Self-Attention from Scratch in R
EDIT 2022-06-24: this code is now available (with helper functions) in the R
package attention, which is on CRAN. You can install it simply using:
install.packages('attention')
See also my blog post attention on CRAN. The development takes place on GitHub.
This post describes how to implement the attention mechanism - which forms the basis of transformers - in the R language.
The code is translated from the Python original by Stefania Cristina (University of Malta) in her post The Attention Mechanism from Scratch
We begin by generating encoder representations of four different words.
# encoder representations of four different words
word_1 = matrix(c(1,0,0), nrow=1)
word_2 = matrix(c(0,1,0), nrow=1)
word_3 = matrix(c(1,1,0), nrow=1)
word_4 = matrix(c(0,0,1), nrow=1)
Next, we stack the word embeddings into a single array (in this case a matrix).
# stacking the word embeddings into a single array
words = rbind(word_1,
word_2,
word_3,
word_4)
Next, we generate random integers on the domain [0,3]
.
# generating the weight matrices
set.seed(0)
W_Q = matrix(floor(runif(9, min=0, max=3)),nrow=3,ncol=3)
W_K = matrix(floor(runif(9, min=0, max=3)),nrow=3,ncol=3)
W_V = matrix(floor(runif(9, min=0, max=3)),nrow=3,ncol=3)

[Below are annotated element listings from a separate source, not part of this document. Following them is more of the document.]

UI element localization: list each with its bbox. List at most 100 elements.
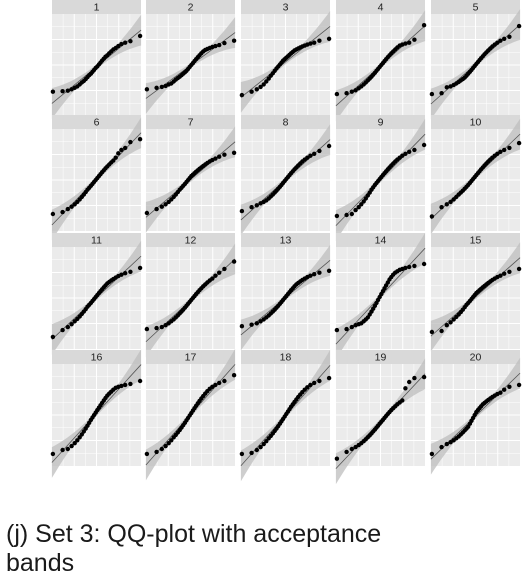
qq-point bbox=[154, 449, 159, 455]
qq-point bbox=[308, 382, 313, 388]
qq-point bbox=[516, 382, 522, 388]
facet-strip bbox=[241, 115, 330, 129]
qq-point bbox=[154, 85, 159, 91]
facet-strip bbox=[431, 115, 520, 129]
qq-point bbox=[213, 43, 218, 49]
facet-strip-label: 4 bbox=[378, 2, 384, 14]
facet-strip bbox=[431, 0, 520, 14]
qq-point bbox=[507, 269, 512, 274]
qq-point bbox=[261, 82, 266, 87]
qq-point bbox=[72, 441, 77, 446]
qq-point bbox=[128, 139, 133, 145]
facet-panel-3: 3 bbox=[239, 0, 332, 116]
qq-point bbox=[69, 204, 74, 209]
qq-point bbox=[326, 143, 332, 149]
qq-point bbox=[429, 451, 435, 457]
qq-point bbox=[119, 272, 124, 277]
qq-point bbox=[222, 266, 227, 272]
qq-point bbox=[326, 268, 332, 273]
qq-point bbox=[502, 36, 507, 41]
qq-point bbox=[349, 211, 354, 217]
qq-point bbox=[412, 263, 417, 269]
facet-panel-9: 9 bbox=[334, 115, 427, 241]
qq-point bbox=[502, 147, 507, 153]
qq-point bbox=[407, 149, 412, 154]
qq-point bbox=[344, 326, 349, 332]
qq-point bbox=[326, 375, 332, 381]
qq-point bbox=[75, 438, 80, 443]
qq-point bbox=[231, 373, 237, 378]
qq-point bbox=[502, 271, 507, 276]
qq-point bbox=[344, 212, 349, 218]
qq-point bbox=[50, 211, 56, 217]
qq-point bbox=[344, 91, 349, 96]
facet-strip bbox=[52, 115, 141, 129]
qq-point bbox=[65, 324, 71, 330]
qq-point bbox=[249, 89, 254, 94]
qq-point bbox=[50, 89, 56, 94]
qq-point bbox=[144, 210, 150, 216]
qq-point bbox=[231, 38, 237, 43]
qq-point bbox=[137, 33, 143, 39]
qq-point bbox=[498, 149, 503, 154]
qq-point bbox=[163, 443, 168, 449]
qq-point bbox=[421, 142, 427, 148]
qq-point bbox=[69, 443, 74, 449]
facet-strip-label: 8 bbox=[283, 117, 289, 129]
qq-point bbox=[421, 23, 427, 28]
facet-panel-4: 4 bbox=[334, 0, 427, 122]
qq-point bbox=[264, 79, 269, 84]
qq-point bbox=[516, 23, 522, 29]
qq-point bbox=[123, 382, 128, 388]
qq-point bbox=[169, 438, 174, 443]
qq-point bbox=[312, 151, 317, 156]
reference-line bbox=[240, 26, 331, 98]
facet-strip-label: 2 bbox=[188, 2, 194, 14]
qq-point bbox=[254, 87, 259, 92]
qq-point bbox=[444, 202, 449, 207]
qq-point bbox=[403, 41, 408, 46]
qq-point bbox=[498, 390, 503, 395]
facet-strip bbox=[241, 233, 330, 247]
qq-point bbox=[123, 271, 128, 276]
qq-point bbox=[222, 378, 227, 384]
qq-point bbox=[444, 441, 449, 447]
qq-point bbox=[222, 40, 227, 46]
qq-point bbox=[317, 38, 322, 43]
qq-point bbox=[344, 449, 349, 455]
qq-point bbox=[159, 84, 164, 90]
facet-panel-18: 18 bbox=[239, 349, 332, 482]
qq-point bbox=[222, 152, 227, 157]
facet-strip-label: 7 bbox=[188, 117, 194, 129]
qq-point bbox=[119, 383, 124, 389]
qq-point bbox=[429, 329, 435, 335]
qq-point bbox=[407, 40, 412, 45]
qq-point bbox=[429, 91, 435, 97]
qq-point bbox=[326, 36, 332, 41]
qq-point bbox=[334, 327, 340, 333]
qq-point bbox=[407, 264, 412, 270]
qq-point bbox=[249, 205, 254, 210]
qq-point bbox=[439, 444, 444, 450]
qq-point bbox=[210, 276, 215, 281]
qq-point bbox=[349, 89, 354, 94]
facet-strip bbox=[52, 233, 141, 247]
facet-panel-20: 20 bbox=[429, 350, 522, 475]
qq-point bbox=[403, 386, 408, 391]
qq-point bbox=[159, 324, 164, 330]
facet-panel-15: 15 bbox=[429, 233, 522, 352]
qq-point bbox=[163, 202, 168, 207]
facet-strip-label: 5 bbox=[473, 2, 479, 14]
qq-point bbox=[359, 202, 364, 207]
facet-panel-5: 5 bbox=[429, 0, 522, 120]
qq-point bbox=[502, 387, 507, 392]
qq-point bbox=[516, 266, 522, 272]
facet-strip-label: 16 bbox=[91, 352, 103, 364]
qq-point bbox=[507, 145, 512, 151]
facet-panel-17: 17 bbox=[144, 348, 237, 481]
qq-point bbox=[69, 322, 74, 327]
facet-panel-16: 16 bbox=[50, 349, 143, 478]
qq-point bbox=[317, 270, 322, 275]
qq-point bbox=[439, 91, 444, 96]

In order to keep the numbers the same as in the original Python
code, you can overwrite the randomly generated values with the values as they were generated by Python
.
# redefine matrices to match random numbers generated by Python in the original code
W_Q = matrix(c(2,0,2,
2,0,0,
2,1,2),
nrow=3,
ncol=3,
byrow = TRUE)
W_K = matrix(c(2,2,2,
0,2,1,
0,1,1),
nrow=3,
ncol=3,
byrow = TRUE)
W_V = matrix(c(1,1,0,
0,1,1,
0,0,0),
nrow=3,
ncol=3,
byrow = TRUE)
Next, we generate the Queries (Q
), Keys (K
), and Values (V
). The %*%
operator performs the matrix multiplication. You can view the R
help page using help('%*%')
.
# generating the queries, keys and values
Q = words %*% W_Q
K = words %*% W_K
V = words %*% W_V
Following this, we score the Queries (Q
) against the Key (K
) vectors.
# scoring the query vectors against all key vectors
scores = Q %*% t(K)
print(scores)
[,1] [,2] [,3] [,4]
[1,] 8 2 10 2
[2,] 4 0 4 0
[3,] 12 2 14 2
[4,] 10 4 14 3
We now need to find the maximum value for each row of the scores
matrix. We can do this by using the apply()
(see help('apply')
) with the max()
function on margin=1
(i.e. rows). Don’t worry too much about how this works, the key takeaway is that we find the maximum for each row (and using the wrapping in as.matrix()
we keep the maxima on their corresponding rows in the new maxs
matrix.
maxs = as.matrix(apply(scores, margin=1, max))
print(maxs)
[,1]
[1,] 10
[2,] 4
[3,] 14
[4,] 14
As you can see, the value for each row in maxs
is the maximum value of the corresponding row in scores
.
The weights matrix will be populated using a for loop
(see help('for')
). Since the loop does not edit the dimensions of the matrix, we generate a zero matrix (i.e. all values are set to 0
) beforehand, which we then populate using the for loop
.
# initialize weights matrix
weights = matrix(0, nrow=4, ncol=4)
We now populate the weights
matrix using the for loop
.
# computing the weights by a softmax operation
for (i in 1:dim(scores)[1]) {
weights[i,] = exp((scores[i,]-maxs[i,]) / ncol(K) ^ 0.5)/sum(exp((scores[i,]-maxs[i,]) / ncol(K) ^ 0.5))
}
Finally, we compute the attention as a weighted sum of the value vectors.
# computing the attention by a weighted sum of the value vectors
attention = weights %*% V
Now we can view the results using:
print(attention)
This gives:
[,1] [,2] [,3]
[1,] 0.9852202 1.741741 0.7565203
[2,] 0.9096526 1.409653 0.5000000
[3,] 0.9985123 1.758493 0.7599811
[4,] 0.9956039 1.904073 0.9084692
As you can see, these are the same values as those computed in Python
in the original post.
The complete code is also available as a Gist on GitHub.